2014-11-29

今日は東京まで日帰りで出張した。新幹線の中で、Monsieur Lecoq を読んでいた。往復で5時間ほど、かなり読み進むことができた。

判事と Lecoq は容疑者の尋問をする。尋問の時は容疑者の顔が日陰に来ないように、顔に日が当たるようにしている(no.1868)。それで質問に際して顔の表情のちょっとした変化も捉えようとしている。しかし、普通は、そこまで考えるか?そんなことまで考えて質問者と容疑者のすわる場所を決定するのか。

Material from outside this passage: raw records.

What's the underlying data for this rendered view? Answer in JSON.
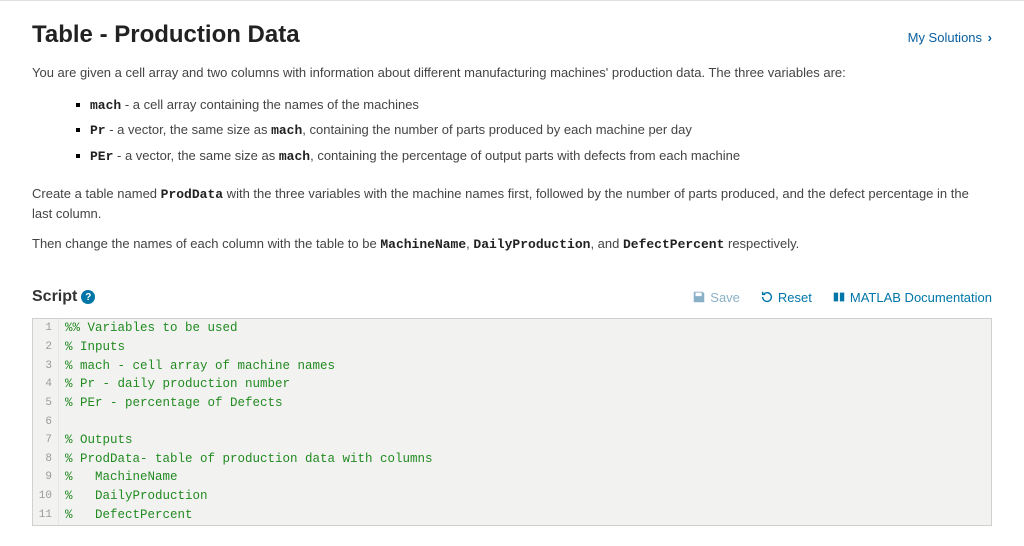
{
  "header": {
    "title": "Table - Production Data",
    "my_solutions": "My Solutions"
  },
  "intro": "You are given a cell array and two columns with information about different manufacturing machines' production data. The three variables are:",
  "vars": [
    {
      "name": "mach",
      "desc": " - a cell array containing the names of the machines"
    },
    {
      "name": "Pr",
      "desc": " - a vector, the same size as ",
      "inline": "mach",
      "desc2": ", containing the number of parts produced by each machine per day"
    },
    {
      "name": "PEr",
      "desc": " - a vector, the same size as ",
      "inline": "mach",
      "desc2": ", containing the percentage of output parts with defects from each machine"
    }
  ],
  "para2_a": "Create a table named ",
  "para2_code": "ProdData",
  "para2_b": " with the three variables with the machine names first, followed by the number of parts produced, and the defect percentage in the last column.",
  "para3_a": "Then change the names of each column with the table to be ",
  "para3_c1": "MachineName",
  "para3_s1": ", ",
  "para3_c2": "DailyProduction",
  "para3_s2": ", and ",
  "para3_c3": "DefectPercent",
  "para3_b": " respectively.",
  "script": {
    "label": "Script",
    "help": "?",
    "save": "Save",
    "reset": "Reset",
    "doc": "MATLAB Documentation"
  },
  "code_lines": [
    "%% Variables to be used",
    "% Inputs",
    "% mach - cell array of machine names",
    "% Pr - daily production number",
    "% PEr - percentage of Defects",
    "",
    "% Outputs",
    "% ProdData- table of production data with columns",
    "%   MachineName",
    "%   DailyProduction",
    "%   DefectPercent"
  ]
}
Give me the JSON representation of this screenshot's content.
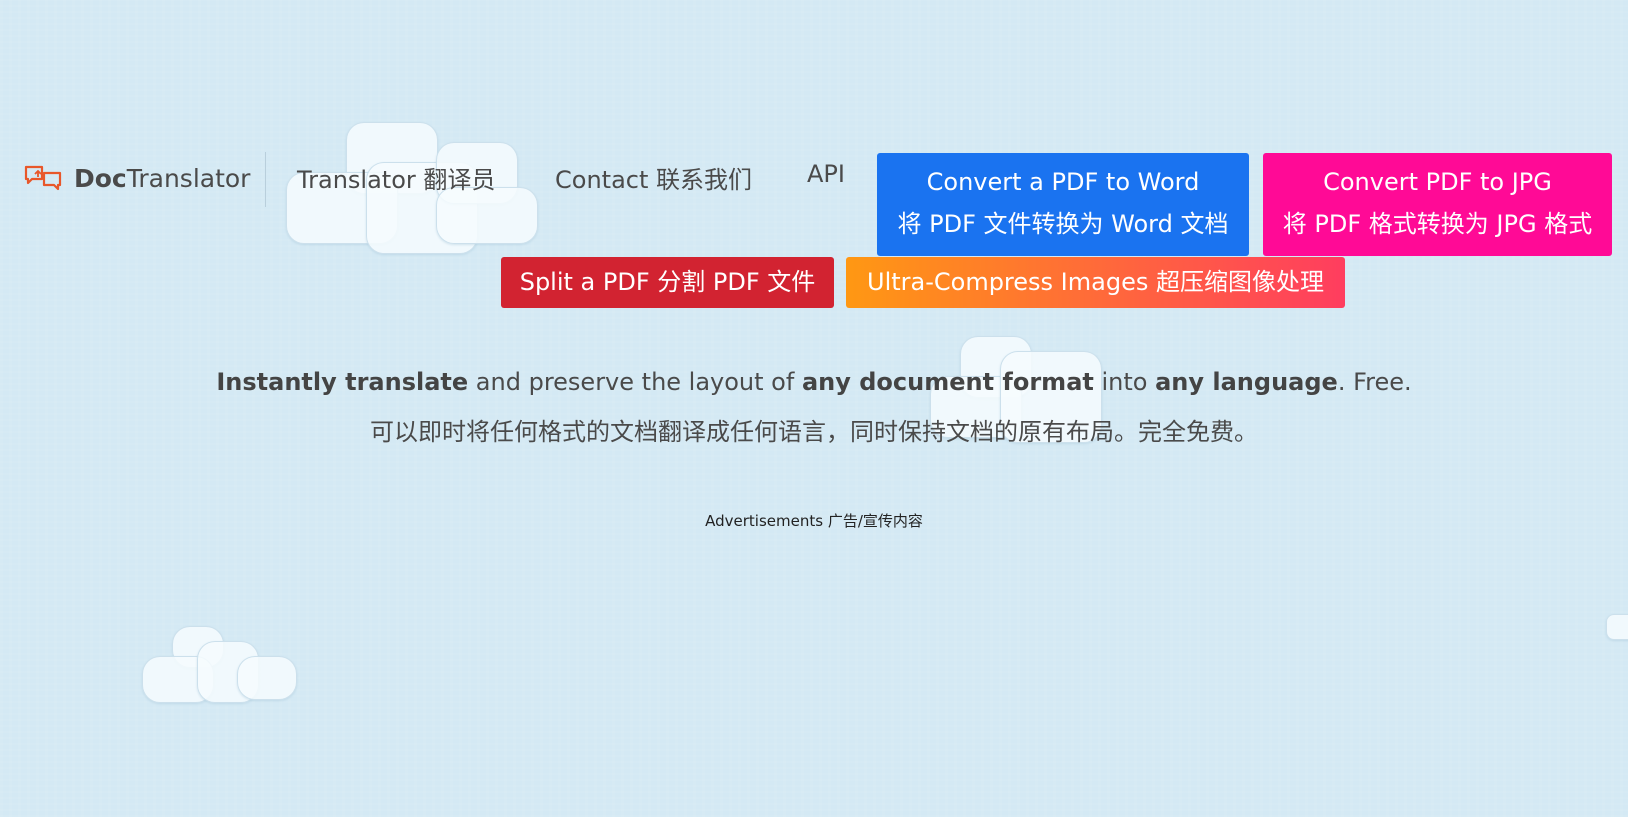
{
  "logo": {
    "part_bold": "Doc",
    "part_regular": "Translator",
    "icon": "speech-bubbles-icon",
    "accent": "#e8572a"
  },
  "nav": {
    "translator": "Translator  翻译员",
    "contact": "Contact  联系我们",
    "api": "API"
  },
  "buttons": {
    "pdf_to_word": {
      "line1": "Convert a PDF to Word",
      "line2": "将 PDF 文件转换为 Word 文档",
      "color": "#1a73f0"
    },
    "pdf_to_jpg": {
      "line1": "Convert PDF to JPG",
      "line2": "将 PDF 格式转换为 JPG 格式",
      "color": "#ff0a96"
    },
    "split_pdf": {
      "label": "Split a PDF  分割 PDF 文件",
      "color": "#d22331"
    },
    "compress_images": {
      "label": "Ultra-Compress Images  超压缩图像处理",
      "gradient": [
        "#ff9813",
        "#ff3d5f"
      ]
    }
  },
  "tagline": {
    "en": {
      "b1": "Instantly translate",
      "r1": " and preserve the layout of ",
      "b2": "any document format",
      "r2": " into ",
      "b3": "any language",
      "r3": ". Free."
    },
    "zh": "可以即时将任何格式的文档翻译成任何语言，同时保持文档的原有布局。完全免费。"
  },
  "ads_label": "Advertisements  广告/宣传内容"
}
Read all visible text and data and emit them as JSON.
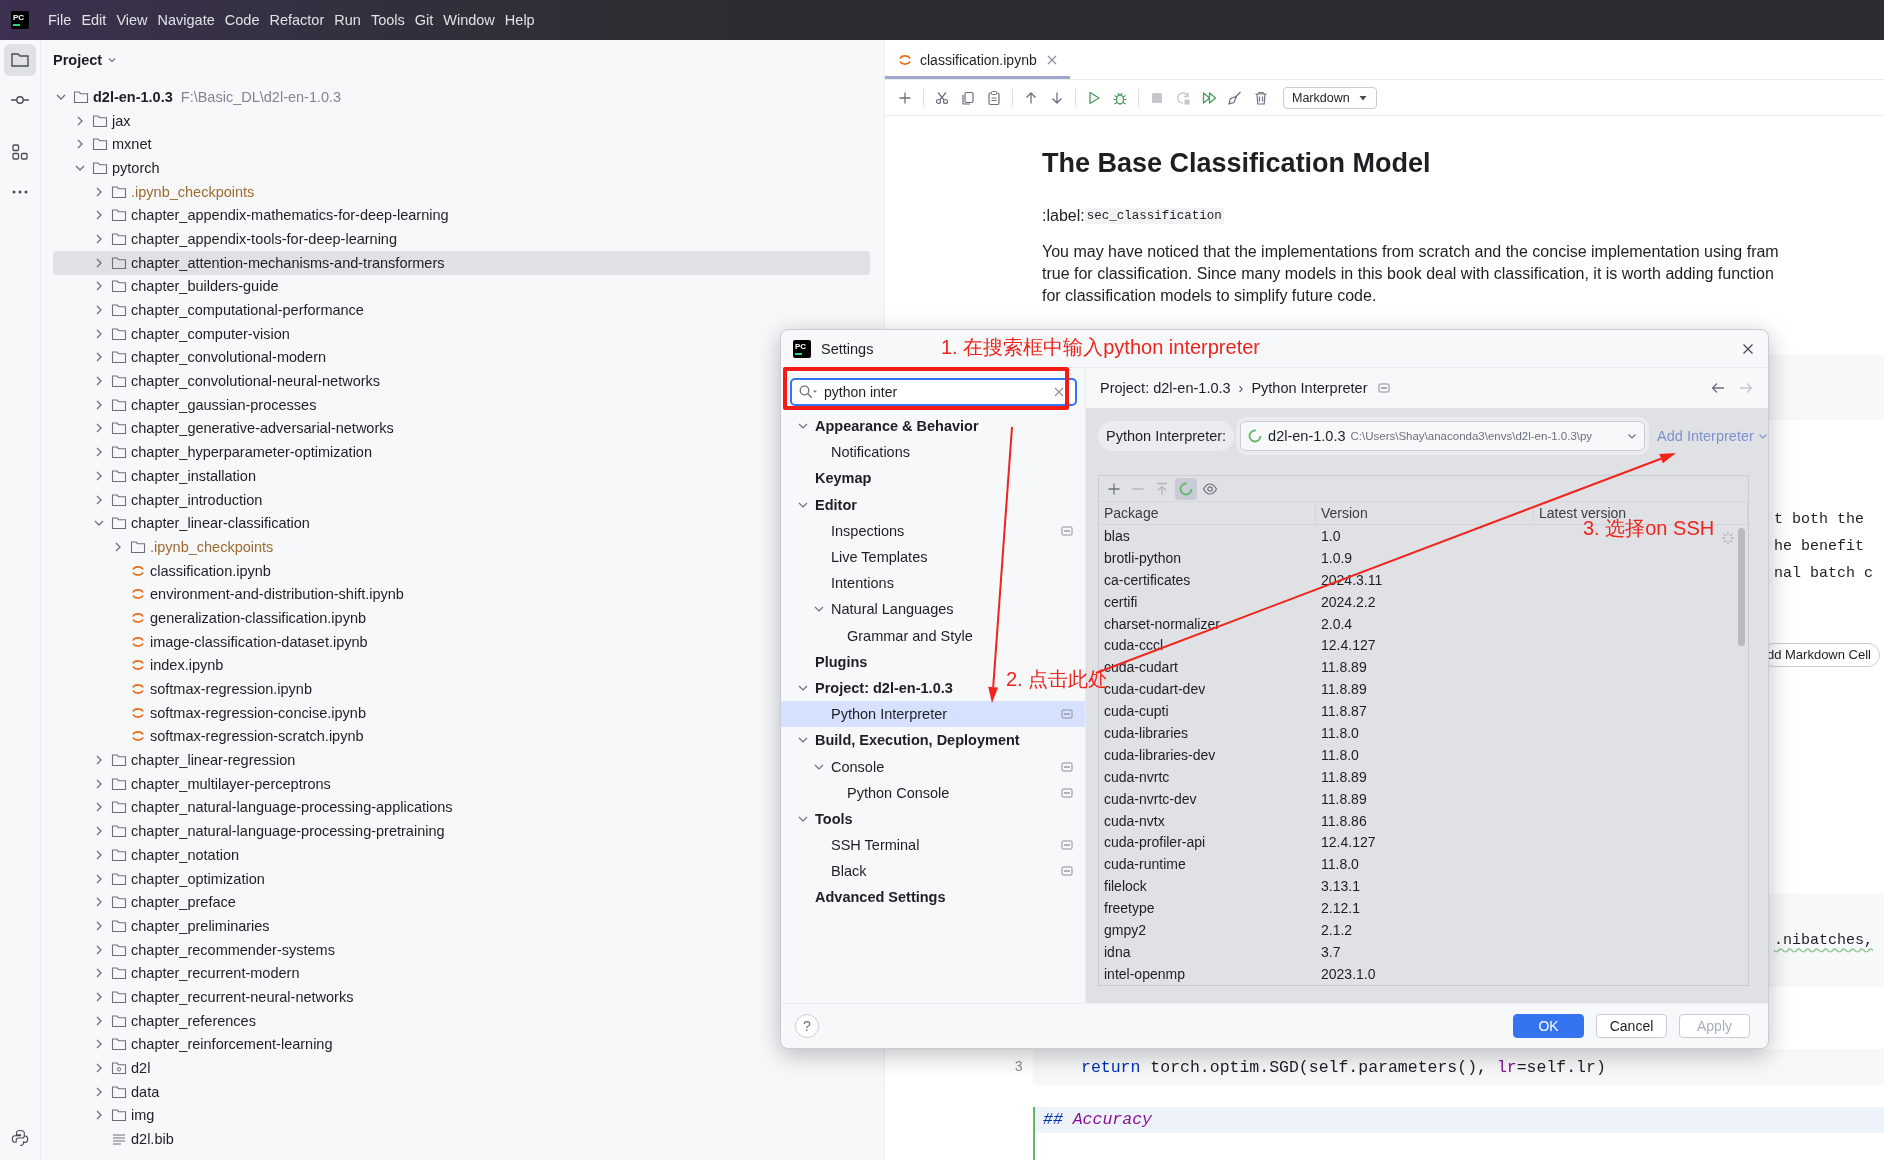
{
  "menu_bar": {
    "logo_text": "PC",
    "items": [
      "File",
      "Edit",
      "View",
      "Navigate",
      "Code",
      "Refactor",
      "Run",
      "Tools",
      "Git",
      "Window",
      "Help"
    ]
  },
  "tool_strip": [
    {
      "kind": "project",
      "selected": true
    },
    {
      "kind": "commit",
      "selected": false
    },
    {
      "kind": "structure",
      "selected": false
    },
    {
      "kind": "more",
      "selected": false
    },
    {
      "kind": "python_console",
      "selected": false
    }
  ],
  "project_panel": {
    "title": "Project",
    "tree": [
      {
        "label": "d2l-en-1.0.3",
        "path": "F:\\Basic_DL\\d2l-en-1.0.3",
        "kind": "folder",
        "expanded": true,
        "selected": false,
        "children": [
          {
            "label": "jax",
            "kind": "folder",
            "expanded": false,
            "selected": false
          },
          {
            "label": "mxnet",
            "kind": "folder",
            "expanded": false,
            "selected": false
          },
          {
            "label": "pytorch",
            "kind": "folder",
            "expanded": true,
            "selected": false,
            "children": [
              {
                "label": ".ipynb_checkpoints",
                "kind": "excluded_folder",
                "expanded": false,
                "selected": false
              },
              {
                "label": "chapter_appendix-mathematics-for-deep-learning",
                "kind": "folder",
                "expanded": false,
                "selected": false
              },
              {
                "label": "chapter_appendix-tools-for-deep-learning",
                "kind": "folder",
                "expanded": false,
                "selected": false
              },
              {
                "label": "chapter_attention-mechanisms-and-transformers",
                "kind": "folder",
                "expanded": false,
                "selected": true
              },
              {
                "label": "chapter_builders-guide",
                "kind": "folder",
                "expanded": false,
                "selected": false
              },
              {
                "label": "chapter_computational-performance",
                "kind": "folder",
                "expanded": false,
                "selected": false
              },
              {
                "label": "chapter_computer-vision",
                "kind": "folder",
                "expanded": false,
                "selected": false
              },
              {
                "label": "chapter_convolutional-modern",
                "kind": "folder",
                "expanded": false,
                "selected": false
              },
              {
                "label": "chapter_convolutional-neural-networks",
                "kind": "folder",
                "expanded": false,
                "selected": false
              },
              {
                "label": "chapter_gaussian-processes",
                "kind": "folder",
                "expanded": false,
                "selected": false
              },
              {
                "label": "chapter_generative-adversarial-networks",
                "kind": "folder",
                "expanded": false,
                "selected": false
              },
              {
                "label": "chapter_hyperparameter-optimization",
                "kind": "folder",
                "expanded": false,
                "selected": false
              },
              {
                "label": "chapter_installation",
                "kind": "folder",
                "expanded": false,
                "selected": false
              },
              {
                "label": "chapter_introduction",
                "kind": "folder",
                "expanded": false,
                "selected": false
              },
              {
                "label": "chapter_linear-classification",
                "kind": "folder",
                "expanded": true,
                "selected": false,
                "children": [
                  {
                    "label": ".ipynb_checkpoints",
                    "kind": "excluded_folder",
                    "expanded": false,
                    "selected": false
                  },
                  {
                    "label": "classification.ipynb",
                    "kind": "notebook",
                    "selected": false
                  },
                  {
                    "label": "environment-and-distribution-shift.ipynb",
                    "kind": "notebook",
                    "selected": false
                  },
                  {
                    "label": "generalization-classification.ipynb",
                    "kind": "notebook",
                    "selected": false
                  },
                  {
                    "label": "image-classification-dataset.ipynb",
                    "kind": "notebook",
                    "selected": false
                  },
                  {
                    "label": "index.ipynb",
                    "kind": "notebook",
                    "selected": false
                  },
                  {
                    "label": "softmax-regression.ipynb",
                    "kind": "notebook",
                    "selected": false
                  },
                  {
                    "label": "softmax-regression-concise.ipynb",
                    "kind": "notebook",
                    "selected": false
                  },
                  {
                    "label": "softmax-regression-scratch.ipynb",
                    "kind": "notebook",
                    "selected": false
                  }
                ]
              },
              {
                "label": "chapter_linear-regression",
                "kind": "folder",
                "expanded": false,
                "selected": false
              },
              {
                "label": "chapter_multilayer-perceptrons",
                "kind": "folder",
                "expanded": false,
                "selected": false
              },
              {
                "label": "chapter_natural-language-processing-applications",
                "kind": "folder",
                "expanded": false,
                "selected": false
              },
              {
                "label": "chapter_natural-language-processing-pretraining",
                "kind": "folder",
                "expanded": false,
                "selected": false
              },
              {
                "label": "chapter_notation",
                "kind": "folder",
                "expanded": false,
                "selected": false
              },
              {
                "label": "chapter_optimization",
                "kind": "folder",
                "expanded": false,
                "selected": false
              },
              {
                "label": "chapter_preface",
                "kind": "folder",
                "expanded": false,
                "selected": false
              },
              {
                "label": "chapter_preliminaries",
                "kind": "folder",
                "expanded": false,
                "selected": false
              },
              {
                "label": "chapter_recommender-systems",
                "kind": "folder",
                "expanded": false,
                "selected": false
              },
              {
                "label": "chapter_recurrent-modern",
                "kind": "folder",
                "expanded": false,
                "selected": false
              },
              {
                "label": "chapter_recurrent-neural-networks",
                "kind": "folder",
                "expanded": false,
                "selected": false
              },
              {
                "label": "chapter_references",
                "kind": "folder",
                "expanded": false,
                "selected": false
              },
              {
                "label": "chapter_reinforcement-learning",
                "kind": "folder",
                "expanded": false,
                "selected": false
              },
              {
                "label": "d2l",
                "kind": "package_folder",
                "expanded": false,
                "selected": false
              },
              {
                "label": "data",
                "kind": "folder",
                "expanded": false,
                "selected": false
              },
              {
                "label": "img",
                "kind": "folder",
                "expanded": false,
                "selected": false
              },
              {
                "label": "d2l.bib",
                "kind": "text_file",
                "selected": false
              }
            ]
          }
        ]
      }
    ]
  },
  "editor": {
    "tabs": [
      {
        "label": "classification.ipynb",
        "selected": true
      }
    ],
    "cell_type": "Markdown",
    "heading": "The Base Classification Model",
    "label_prefix": ":label:",
    "label_code": "sec_classification",
    "paragraph_lines": [
      "You may have noticed that the implementations from scratch and the concise implementation using fram",
      "true for classification. Since many models in this book deal with classification, it is worth adding function",
      "for classification models to simplify future code."
    ],
    "text_fragments": [
      "t both the",
      "he benefit",
      "nal batch c"
    ],
    "add_cell_button": "dd Markdown Cell",
    "code_fragment": ".nibatches,",
    "code_line": {
      "number": "3",
      "tokens": [
        {
          "kind": "keyword",
          "text": "return"
        },
        {
          "kind": "plain",
          "text": " torch.optim.SGD(self.parameters(), "
        },
        {
          "kind": "param",
          "text": "lr"
        },
        {
          "kind": "plain",
          "text": "=self.lr)"
        }
      ]
    },
    "markdown_line": {
      "marker": "##",
      "text": "Accuracy"
    }
  },
  "settings_dialog": {
    "logo_text": "PC",
    "title": "Settings",
    "search": {
      "value": "python inter"
    },
    "nav": [
      {
        "label": "Appearance & Behavior",
        "expanded": true,
        "selected": false,
        "scoped": false,
        "children": [
          {
            "label": "Notifications",
            "selected": false,
            "scoped": false
          }
        ]
      },
      {
        "label": "Keymap",
        "selected": false,
        "scoped": false
      },
      {
        "label": "Editor",
        "expanded": true,
        "selected": false,
        "scoped": false,
        "children": [
          {
            "label": "Inspections",
            "selected": false,
            "scoped": true
          },
          {
            "label": "Live Templates",
            "selected": false,
            "scoped": false
          },
          {
            "label": "Intentions",
            "selected": false,
            "scoped": false
          },
          {
            "label": "Natural Languages",
            "expanded": true,
            "selected": false,
            "scoped": false,
            "children": [
              {
                "label": "Grammar and Style",
                "selected": false,
                "scoped": false
              }
            ]
          }
        ]
      },
      {
        "label": "Plugins",
        "selected": false,
        "scoped": false
      },
      {
        "label": "Project: d2l-en-1.0.3",
        "expanded": true,
        "selected": false,
        "scoped": false,
        "children": [
          {
            "label": "Python Interpreter",
            "selected": true,
            "scoped": true
          }
        ]
      },
      {
        "label": "Build, Execution, Deployment",
        "expanded": true,
        "selected": false,
        "scoped": false,
        "children": [
          {
            "label": "Console",
            "expanded": true,
            "selected": false,
            "scoped": true,
            "children": [
              {
                "label": "Python Console",
                "selected": false,
                "scoped": true
              }
            ]
          }
        ]
      },
      {
        "label": "Tools",
        "expanded": true,
        "selected": false,
        "scoped": false,
        "children": [
          {
            "label": "SSH Terminal",
            "selected": false,
            "scoped": true
          },
          {
            "label": "Black",
            "selected": false,
            "scoped": true
          }
        ]
      },
      {
        "label": "Advanced Settings",
        "selected": false,
        "scoped": false
      }
    ],
    "breadcrumb": [
      "Project: d2l-en-1.0.3",
      "Python Interpreter"
    ],
    "breadcrumb_separator": "›",
    "nav_arrows": [
      {
        "kind": "back",
        "disabled": false
      },
      {
        "kind": "forward",
        "disabled": true
      }
    ],
    "interpreter": {
      "label": "Python Interpreter:",
      "name": "d2l-en-1.0.3",
      "path": "C:\\Users\\Shay\\anaconda3\\envs\\d2l-en-1.0.3\\py"
    },
    "add_interpreter": "Add Interpreter",
    "package_tools": [
      {
        "kind": "add",
        "disabled": false,
        "on": false
      },
      {
        "kind": "remove",
        "disabled": true,
        "on": false
      },
      {
        "kind": "upgrade",
        "disabled": true,
        "on": false
      },
      {
        "kind": "refresh",
        "disabled": false,
        "on": true
      },
      {
        "kind": "show",
        "disabled": false,
        "on": false
      }
    ],
    "columns": [
      "Package",
      "Version",
      "Latest version"
    ],
    "packages": [
      {
        "name": "blas",
        "version": "1.0"
      },
      {
        "name": "brotli-python",
        "version": "1.0.9"
      },
      {
        "name": "ca-certificates",
        "version": "2024.3.11"
      },
      {
        "name": "certifi",
        "version": "2024.2.2"
      },
      {
        "name": "charset-normalizer",
        "version": "2.0.4"
      },
      {
        "name": "cuda-cccl",
        "version": "12.4.127"
      },
      {
        "name": "cuda-cudart",
        "version": "11.8.89"
      },
      {
        "name": "cuda-cudart-dev",
        "version": "11.8.89"
      },
      {
        "name": "cuda-cupti",
        "version": "11.8.87"
      },
      {
        "name": "cuda-libraries",
        "version": "11.8.0"
      },
      {
        "name": "cuda-libraries-dev",
        "version": "11.8.0"
      },
      {
        "name": "cuda-nvrtc",
        "version": "11.8.89"
      },
      {
        "name": "cuda-nvrtc-dev",
        "version": "11.8.89"
      },
      {
        "name": "cuda-nvtx",
        "version": "11.8.86"
      },
      {
        "name": "cuda-profiler-api",
        "version": "12.4.127"
      },
      {
        "name": "cuda-runtime",
        "version": "11.8.0"
      },
      {
        "name": "filelock",
        "version": "3.13.1"
      },
      {
        "name": "freetype",
        "version": "2.12.1"
      },
      {
        "name": "gmpy2",
        "version": "2.1.2"
      },
      {
        "name": "idna",
        "version": "3.7"
      },
      {
        "name": "intel-openmp",
        "version": "2023.1.0"
      }
    ],
    "help": "?",
    "buttons": [
      {
        "label": "OK",
        "kind": "ok",
        "disabled": false
      },
      {
        "label": "Cancel",
        "kind": "cancel",
        "disabled": false
      },
      {
        "label": "Apply",
        "kind": "apply",
        "disabled": true
      }
    ]
  },
  "annotations": [
    {
      "kind": "box",
      "text": "1. 在搜索框中输入python interpreter"
    },
    {
      "kind": "arrow",
      "text": "2. 点击此处"
    },
    {
      "kind": "arrow",
      "text": "3. 选择on SSH"
    }
  ]
}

容疑者に対して、Quels sont vos prénoms?と判事が質問する。どうしてprénoms と複数形で質問するのか?prénom とはmiddle nameをも含むのか?とにかく、容疑者は Je n’en ai pas. (no.1917)と答える。そしていろいろとやり合ったあと、同じページだが、Vrai, je n’ai pas de prénoms. S’il s’agissait de surnoms, ce serait autre chose, j’en ai eu beaucoup. (no.1917)とある。ここがよく分からないので、念のために surnom を辞書で引くと、「あだ名」とある。英語からの連想でsurname(姓)と思ったら、違う意味である。これならば、意味は通じる。

この Mai という男、かなり興味深い。サーカスで前口上を述べていたとして、ドイツ語や英語で述べさせたらちゃんとできる。とにかく、身元を隠しているのだが、隠せば隠すほど、いったい何者かと関心が高まる。

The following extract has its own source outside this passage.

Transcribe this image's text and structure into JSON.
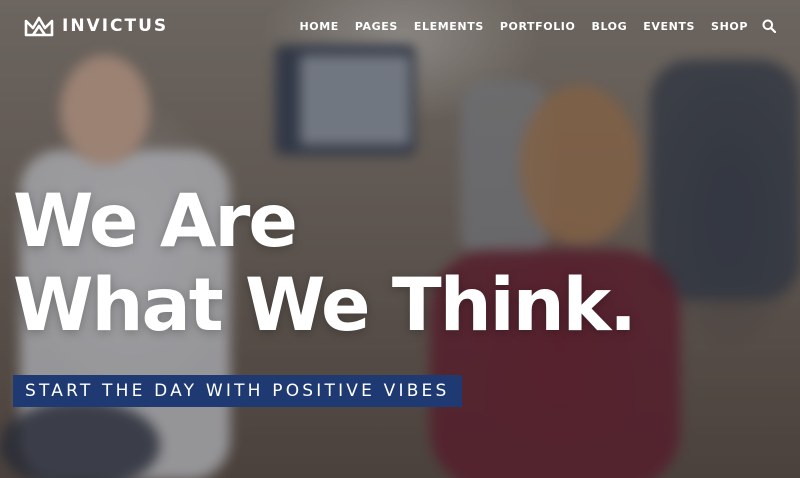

arrivé à Paris à quatre heures (no.2051) だが、フランス語では、heures と複数形になる。英語では、at four o’clock であって単数形が使われる。フランス語では、heureで英語のhour, o’clockの両方を表すので気をつけなければならない。またheure が時を示す時でも複数形が使われる。よく覚えていく必要がある。なお、ドイツ語は Uhr とStunde と英語式に二つに使い分ける。このあたり面白い。